Olayların olduğunda akrabalarına sığınmak zorunda kaldıklarını ifade eden Saadet Coşkun, "Bir akrabamızın evine sığındık; orada gece büyüklerimiz tarafından nöbet tutuldu. Bir tane silah vardı başka da hiçbir şey yoktu. Onu da mecbur kalmadıkça kullanmayacaklardı. Bütün çocukları bir yerde yatırdılar. Bir de o evde çok güzel patlıcan turşusu vardı; fazla yiyecekte yoktu. Onu hatırlıyorum. Daha sonra olaylar biraz yatışında bizi ekmek kuyruğuna gönderdiler. Çamurlar içerisinde askeriyenin dağıttığı ekmeklerden ve biraz da peynirden kapmaya çalıştık" diye konuştu.

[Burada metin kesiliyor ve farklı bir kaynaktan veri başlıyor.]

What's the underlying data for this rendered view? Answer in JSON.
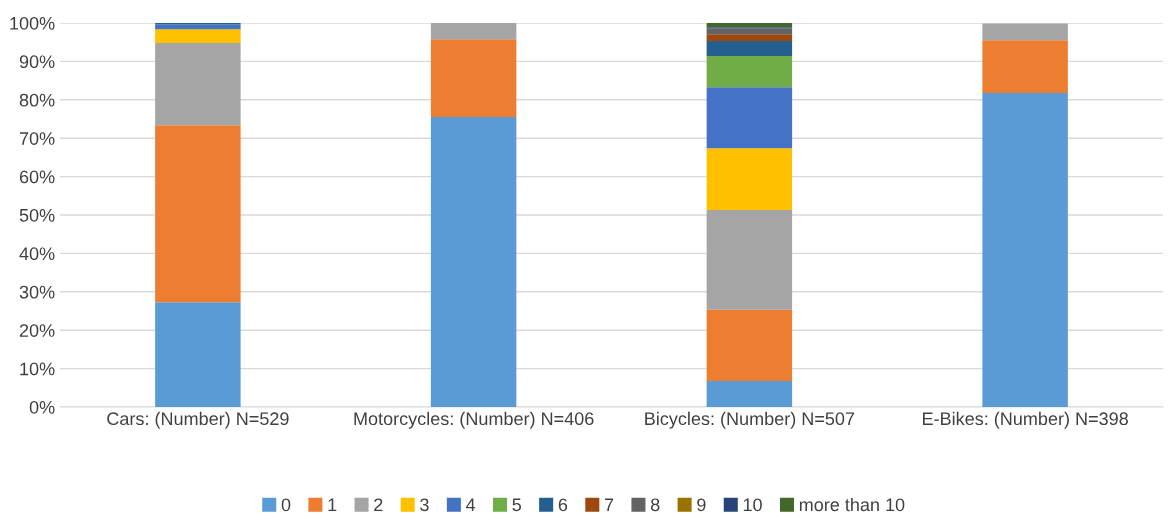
{
  "chart_data": {
    "type": "bar",
    "stacked": true,
    "categories": [
      "Cars: (Number) N=529",
      "Motorcycles: (Number) N=406",
      "Bicycles: (Number) N=507",
      "E-Bikes: (Number) N=398"
    ],
    "series": [
      {
        "name": "0",
        "color": "#5b9bd5",
        "values": [
          27.3,
          75.5,
          6.8,
          81.8
        ]
      },
      {
        "name": "1",
        "color": "#ed7d31",
        "values": [
          46.1,
          20.3,
          18.5,
          13.7
        ]
      },
      {
        "name": "2",
        "color": "#a5a5a5",
        "values": [
          21.4,
          4.2,
          26.0,
          4.4
        ]
      },
      {
        "name": "3",
        "color": "#ffc000",
        "values": [
          3.6,
          0,
          16.1,
          0
        ]
      },
      {
        "name": "4",
        "color": "#4472c4",
        "values": [
          1.2,
          0,
          15.9,
          null
        ]
      },
      {
        "name": "5",
        "color": "#70ad47",
        "values": [
          0,
          0,
          8.1,
          0
        ]
      },
      {
        "name": "6",
        "color": "#255e91",
        "values": [
          0.4,
          0,
          3.9,
          0
        ]
      },
      {
        "name": "7",
        "color": "#9e480e",
        "values": [
          0,
          0,
          1.8,
          0
        ]
      },
      {
        "name": "8",
        "color": "#636363",
        "values": [
          0,
          0,
          1.5,
          0
        ]
      },
      {
        "name": "9",
        "color": "#997300",
        "values": [
          0,
          0,
          0,
          0
        ]
      },
      {
        "name": "10",
        "color": "#264478",
        "values": [
          0,
          0,
          0.3,
          0
        ]
      },
      {
        "name": "more than 10",
        "color": "#43682b",
        "values": [
          0,
          0,
          1.1,
          0
        ]
      }
    ],
    "ylim": [
      0,
      100
    ],
    "yticks": [
      {
        "value": 0,
        "label": "0%"
      },
      {
        "value": 10,
        "label": "10%"
      },
      {
        "value": 20,
        "label": "20%"
      },
      {
        "value": 30,
        "label": "30%"
      },
      {
        "value": 40,
        "label": "40%"
      },
      {
        "value": 50,
        "label": "50%"
      },
      {
        "value": 60,
        "label": "60%"
      },
      {
        "value": 70,
        "label": "70%"
      },
      {
        "value": 80,
        "label": "80%"
      },
      {
        "value": 90,
        "label": "90%"
      },
      {
        "value": 100,
        "label": "100%"
      }
    ],
    "grid": "y",
    "legend": "bottom"
  }
}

"MARAŞ'TA ÇOK İNSAN SAKAT KALDI"
Coşkun, aradan yıllar geçmesine rağmen büyüklerinin olayları tamamını anlatmadığını kaydederek, sözlerini şöyle sürdürdü: "Sonra hafızamızda silinmeyen bir olay da bizim bir Döndü ablamız vardı; o öldürülüyor, çocuğu karnından çıkarılıp, duvara çivileniyor. Bunu annelerimiz babalarımız çok sonra anlattılar. Halen sorduğumuzda çoğu şeyi anlatmıyorlar. Yıllar sonra annem dedi ki ' babanız onlardan birini yaralamış, bilmiyorum belki de öldürmüş. Biraz üzüldük ama sevindik te; bunu da benim rahmetli hasta babam yapmış. Kız kardeşini korumak için bunu yapmıştı. Sevindik ama şu an düşünüyorum sevinme meseydik mi acaba? O olaylardan sonra Maraş'ta çok insan sakat kaldı; bu insanlarda o katliamı yapanlardı. Biz öldürememiştik ama sakat bırakmıştık en azından; çok güzel şeyler değil halen ailem anlatmıyor etkilenmemiz için; Ben gözümün önüne getirmek istemiyorum ama bunu yapmışlar. Bu bize göre olaydı ama şimdi katliam deniliyor. Olaydan sonra Mersin'e kaçtık; Mersin'de yıllardır sakladık Maraş'tan geldiğimizi... yine bir darbe yememek için. Yıllardır sustuk, sonra 12 eylül dönemi geldi; yine korku yine başkalarının evine sığındık ve şu an yavaş yavaş söylüyoruz Maraş olaylarından kaçıp geldik diye; Bir kamyona dolduk iki aile ve Mersin'e kaçtık"
Coşkun, konuşması esnasında salon bulunan bazı katılımcılar gözyaşlarını tutamadı.
Panelde konuşan AraştırmacıYazar Turabi Saltık da, Maraş'ın tarihsel konumuna değinerek Maraş'ta zulüm ve vahşetin yaşandığını ileri sürdü.
Doç. Dr. Gülsüm Kav ise, Maraş olaylarının doğal bir afet olmadığını ve insanın insana yaptığı bir olgu olduğunu savunarak, "Bu olayı anmalıyız, unutmamalıyız ve Maraşlardan nasıl hesap sorulacak bunu da anlatmalıyız" ifadelerini kullandı.